Questão nº 21
Questão de Medicina do Trabalho · CESGRANRIO Petrobras PSP-RH-2017.1 (nº 21)
Em uma empresa, o gerente de recursos humanos de 58 anos, obeso, tabagista de 30 cigarros/dia, entra no serviço médico da empresa referindo desconforto torácico com 10 minutos de duração, sensação de cansaço e sudorese. Na sua ficha funcional, constava ser diabético do tipo II, tratando-se com dieta e metformina 850mg/dia. Durante o atendimento, apresentou náuseas seguidas de taquicardia ventricular. Foi removido para unidade coronariana imediatamente, onde foi feita amiodarona, tendo sido revertida a taquicardia e confirmado o diagnóstico de infarto agudo de parede inferior.
Qual exame é compatível com esse diagnóstico?
- ADesidrogenase lática elevada, com creatinofosfoquinase dentro dos limites da normalidade.
- BEletrocardiograma com supradesnivelamento do ponto J e do segmento ST das derivações V1 a V4.
- CCintilografia de perfusão miocárdica com área de isquemia de 7%.

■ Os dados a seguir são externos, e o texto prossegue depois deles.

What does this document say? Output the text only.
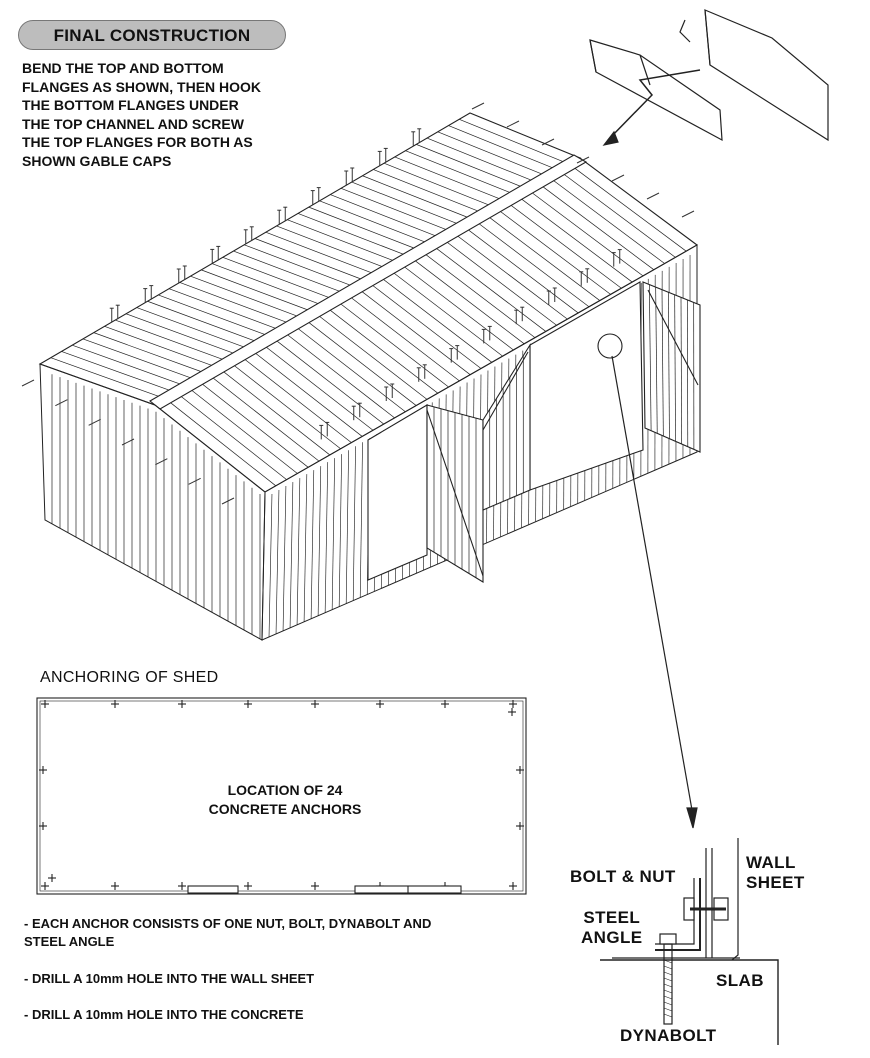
FINAL CONSTRUCTION

BEND THE TOP AND BOTTOM
FLANGES AS SHOWN, THEN HOOK
THE BOTTOM FLANGES UNDER
THE TOP CHANNEL AND SCREW
THE TOP FLANGES FOR BOTH AS
SHOWN GABLE CAPS

ANCHORING OF SHED
LOCATION OF 24
CONCRETE ANCHORS
- EACH ANCHOR CONSISTS OF ONE NUT, BOLT, DYNABOLT AND
STEEL ANGLE
- DRILL A 10mm HOLE INTO THE WALL SHEET
- DRILL A 10mm HOLE INTO THE CONCRETE
BOLT & NUT
WALL
SHEET
STEEL
ANGLE
SLAB
DYNABOLT
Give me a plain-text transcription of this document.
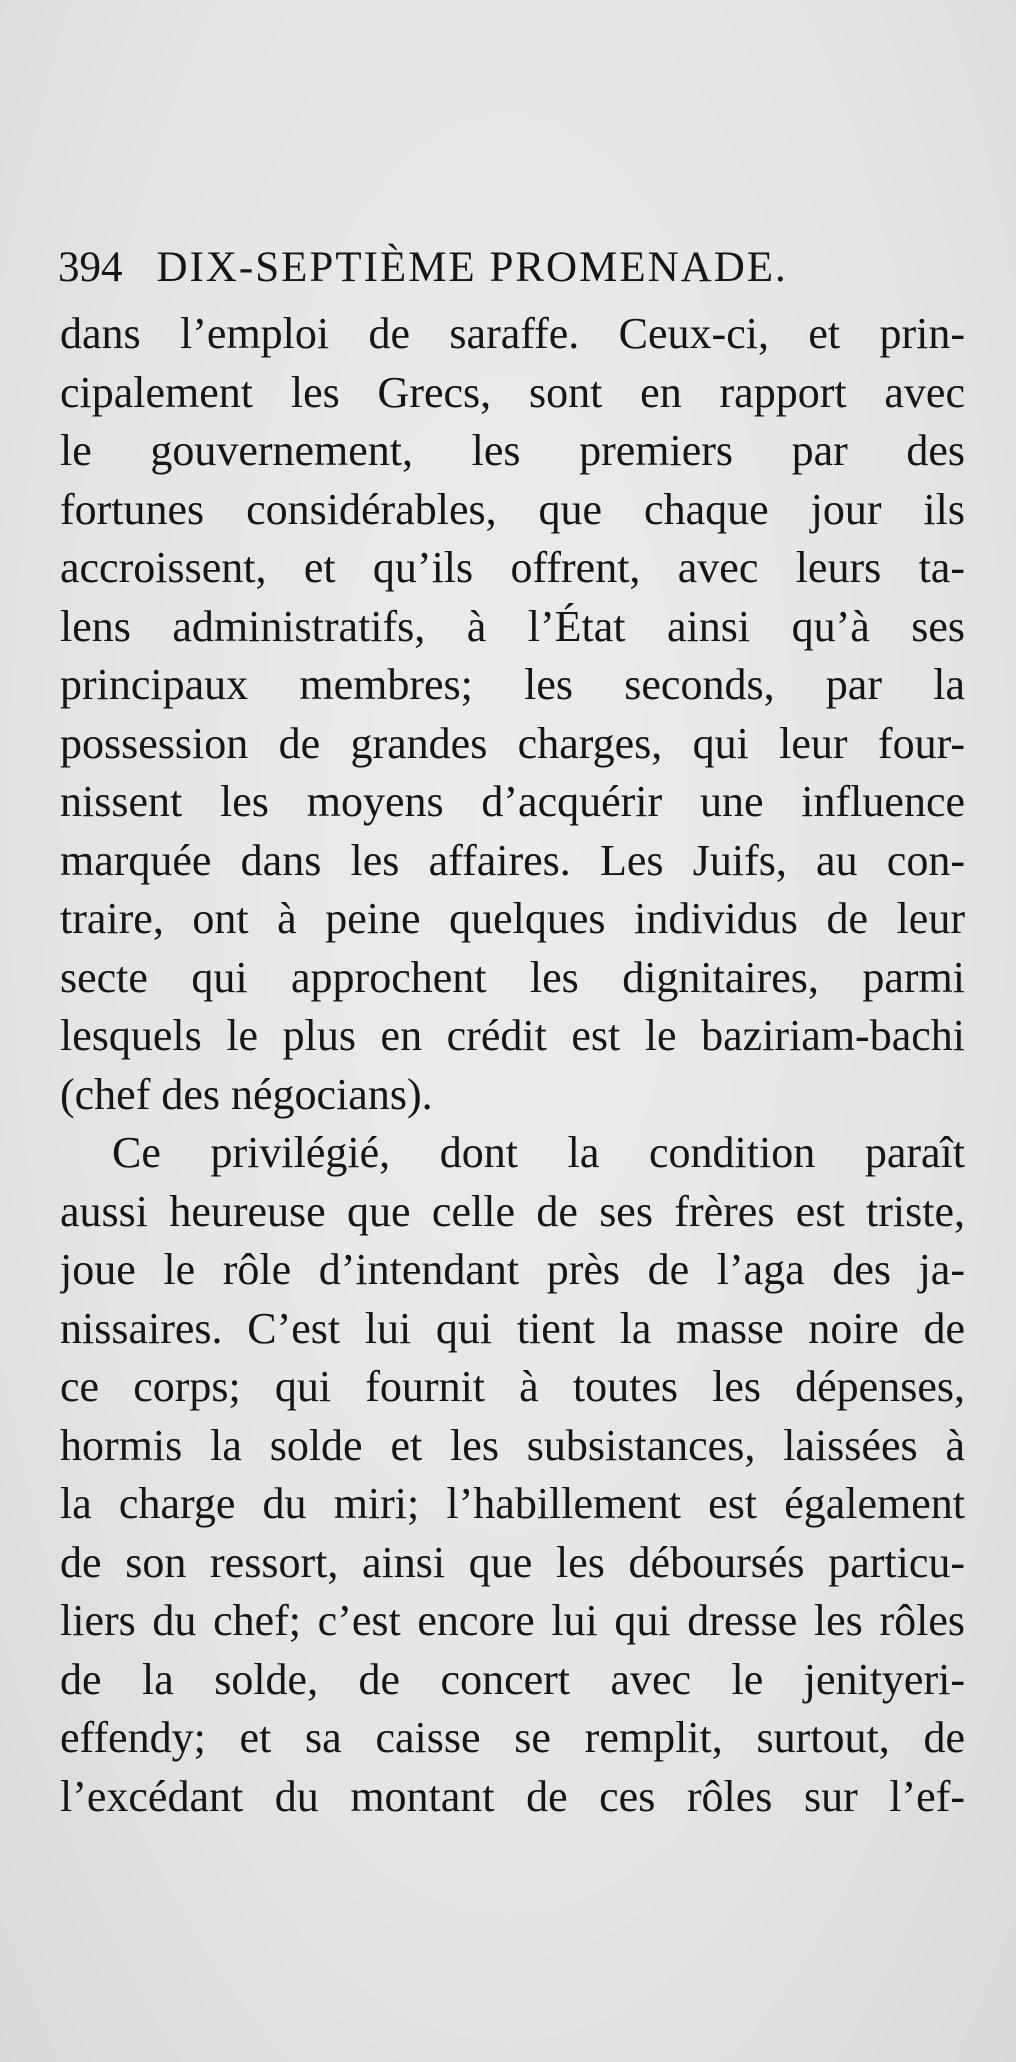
394 DIX-SEPTIÈME PROMENADE.
dans l’emploi de saraffe. Ceux-ci, et prin-
cipalement les Grecs, sont en rapport avec
le gouvernement, les premiers par des
fortunes considérables, que chaque jour ils
accroissent, et qu’ils offrent, avec leurs ta-
lens administratifs, à l’État ainsi qu’à ses
principaux membres; les seconds, par la
possession de grandes charges, qui leur four-
nissent les moyens d’acquérir une influence
marquée dans les affaires. Les Juifs, au con-
traire, ont à peine quelques individus de leur
secte qui approchent les dignitaires, parmi
lesquels le plus en crédit est le baziriam-bachi
(chef des négocians).
Ce privilégié, dont la condition paraît
aussi heureuse que celle de ses frères est triste,
joue le rôle d’intendant près de l’aga des ja-
nissaires. C’est lui qui tient la masse noire de
ce corps; qui fournit à toutes les dépenses,
hormis la solde et les subsistances, laissées à
la charge du miri; l’habillement est également
de son ressort, ainsi que les déboursés particu-
liers du chef; c’est encore lui qui dresse les rôles
de la solde, de concert avec le jenityeri-
effendy; et sa caisse se remplit, surtout, de
l’excédant du montant de ces rôles sur l’ef-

- DCateterismo cardíaco com obstrução superior a 70% de artéria coronariana direita. (alternativa correta)
- EAngiotomografia coronariana evidenciando lesão troncular.
Resposta comentada
Gabarito Alternativa D
O conceito-chave aqui é que, no infarto agudo do miocárdio (IAM) de parede inferior, a artéria culpada é quase sempre a coronária direita (ou, menos comumente, a circunflexa). O cateterismo é o exame que confirma anatomicamente a obstrução, mostrando a lesão na artéria responsável pelo território infartado. A pegadinha da banca é misturar achados de outros tipos de infarto (como o de parede anterior) e exames que mostram isquemia (não necrose) com o quadro clínico de parede inferior.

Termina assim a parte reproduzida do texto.